His father Manu played with Setien at Logrones while Eder was eight years old and it is thanks to that connection that Sarabia found his way onto Barcelona’s bench. Setien invited him to join as his assistant at Las Palmas and they have been linked ever since, operating together at Real Betis afterwards, and now in Catalonia.

As the Spanish media have pointed out this week, Setien and Sarabia is a good cop, bad cop partnership. While the veteran coach, 61, is reserved, Sarabia, 39, gets caught in the heat of the moment, as involved on the sidelines as if he were part of the starting XI. While the cerebral Setien loves chess, Sarabia is a cycling nut, a sport befitting his intensity.

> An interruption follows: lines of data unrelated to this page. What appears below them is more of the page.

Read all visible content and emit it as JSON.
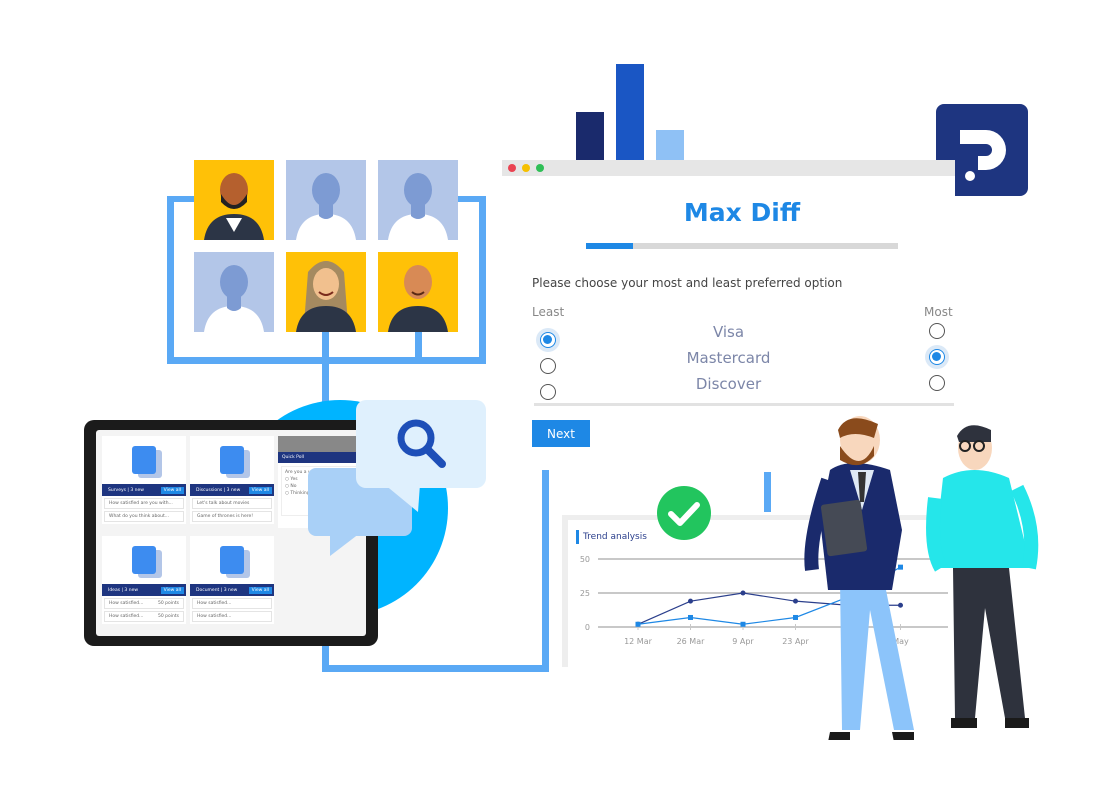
{
  "colors": {
    "accent": "#1e88e5",
    "navy": "#1e3580",
    "frame": "#5aa9f5",
    "cyan": "#00b4ff",
    "green": "#22c55e",
    "tile_person": "#ffc107",
    "tile_placeholder": "#b3c6e8"
  },
  "logo": {
    "text": "?P",
    "icon": "pollfish-logo"
  },
  "survey": {
    "title": "Max Diff",
    "progress_percent": 15,
    "prompt": "Please choose your most and least preferred option",
    "least_label": "Least",
    "most_label": "Most",
    "options": [
      {
        "label": "Visa",
        "least": true,
        "most": false
      },
      {
        "label": "Mastercard",
        "least": false,
        "most": true
      },
      {
        "label": "Discover",
        "least": false,
        "most": false
      }
    ],
    "next_label": "Next"
  },
  "tablet": {
    "cards": [
      {
        "title": "Surveys |   3 new",
        "view": "View all",
        "rows": [
          [
            "How satisfied are you with...",
            ""
          ],
          [
            "What do you think about...",
            ""
          ]
        ],
        "icon": "survey-clipboard-icon"
      },
      {
        "title": "Discussions |   3 new",
        "view": "View all",
        "rows": [
          [
            "Let's talk about movies",
            ""
          ],
          [
            "Game of thrones is here!",
            ""
          ]
        ],
        "icon": "chat-bubbles-icon"
      },
      {
        "title": "Ideas |   3 new",
        "view": "View all",
        "rows": [
          [
            "How satisfied...",
            "50 points"
          ],
          [
            "How satisfied...",
            "50 points"
          ]
        ],
        "icon": "lightbulb-icon"
      },
      {
        "title": "Document |   3 new",
        "view": "View all",
        "rows": [
          [
            "How satisfied...",
            ""
          ],
          [
            "How satisfied...",
            ""
          ]
        ],
        "icon": "folder-document-icon"
      }
    ],
    "poll": {
      "title": "Quick Poll",
      "question": "Are you a veg...",
      "options": [
        "Yes",
        "No",
        "Thinking a..."
      ]
    }
  },
  "chart_data": {
    "type": "line",
    "title": "Trend analysis",
    "categories": [
      "12 Mar",
      "26 Mar",
      "9 Apr",
      "23 Apr",
      "",
      "May"
    ],
    "ylim": [
      0,
      50
    ],
    "yticks": [
      0,
      25,
      50
    ],
    "grid": true,
    "series": [
      {
        "color": "#2b3f8c",
        "marker": "circle",
        "values": [
          2,
          19,
          25,
          19,
          16,
          16
        ]
      },
      {
        "color": "#1e88e5",
        "marker": "square",
        "values": [
          2,
          7,
          2,
          7,
          22,
          44
        ]
      }
    ]
  }
}
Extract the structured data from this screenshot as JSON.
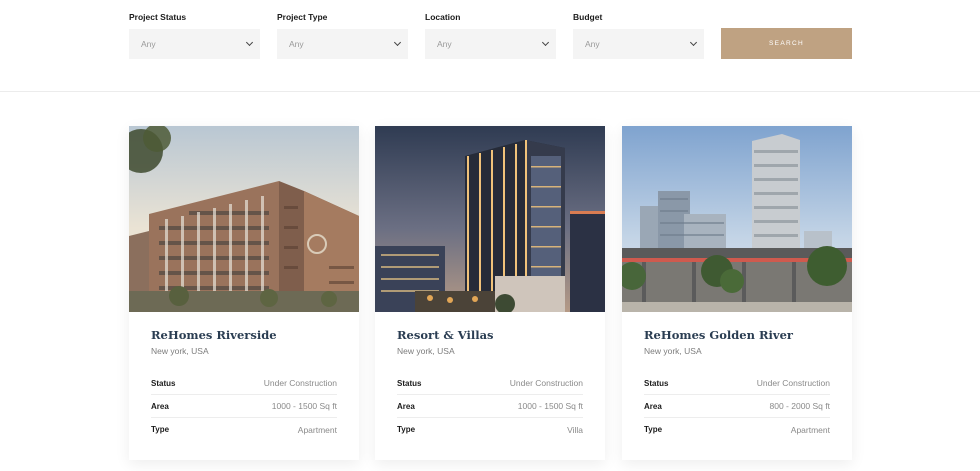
{
  "filters": [
    {
      "label": "Project Status",
      "value": "Any"
    },
    {
      "label": "Project Type",
      "value": "Any"
    },
    {
      "label": "Location",
      "value": "Any"
    },
    {
      "label": "Budget",
      "value": "Any"
    }
  ],
  "search": {
    "label": "SEARCH"
  },
  "colors": {
    "accent": "#bfa282",
    "title": "#2a3d52",
    "select_bg": "#f4f4f4"
  },
  "projects": [
    {
      "title": "ReHomes Riverside",
      "location": "New york, USA",
      "specs": [
        {
          "key": "Status",
          "value": "Under Construction"
        },
        {
          "key": "Area",
          "value": "1000 - 1500 Sq ft"
        },
        {
          "key": "Type",
          "value": "Apartment"
        }
      ]
    },
    {
      "title": "Resort & Villas",
      "location": "New york, USA",
      "specs": [
        {
          "key": "Status",
          "value": "Under Construction"
        },
        {
          "key": "Area",
          "value": "1000 - 1500 Sq ft"
        },
        {
          "key": "Type",
          "value": "Villa"
        }
      ]
    },
    {
      "title": "ReHomes Golden River",
      "location": "New york, USA",
      "specs": [
        {
          "key": "Status",
          "value": "Under Construction"
        },
        {
          "key": "Area",
          "value": "800 - 2000 Sq ft"
        },
        {
          "key": "Type",
          "value": "Apartment"
        }
      ]
    }
  ]
}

Managers at Barcelona have often had influential and punishing assistants, with Sarabia potentially the Jose Mourinho to Sir Bobby Robson, or the Henk ten Cate to Frank Rijkaard. Sarabia has been sent off six times in his career, although not yet at Barcelona, and even opposition players have complained about him.

Jose Luis Gaya, the Valencia defender, complained that Sarabia was trying to put him off last season when Los Che faced Real Betis in the Copa del Rey semi-final. “He spent the whole game shouting at me, telling me to stop diving and trying to get me out of my place,” Gaya told Cadena SER radio. “It’s not the first time he’s done it. I asked Setien, ‘how can you let your assistant do these things?’”

This time around, though, the controversy rose up after he was spotted insulting his team’s own players.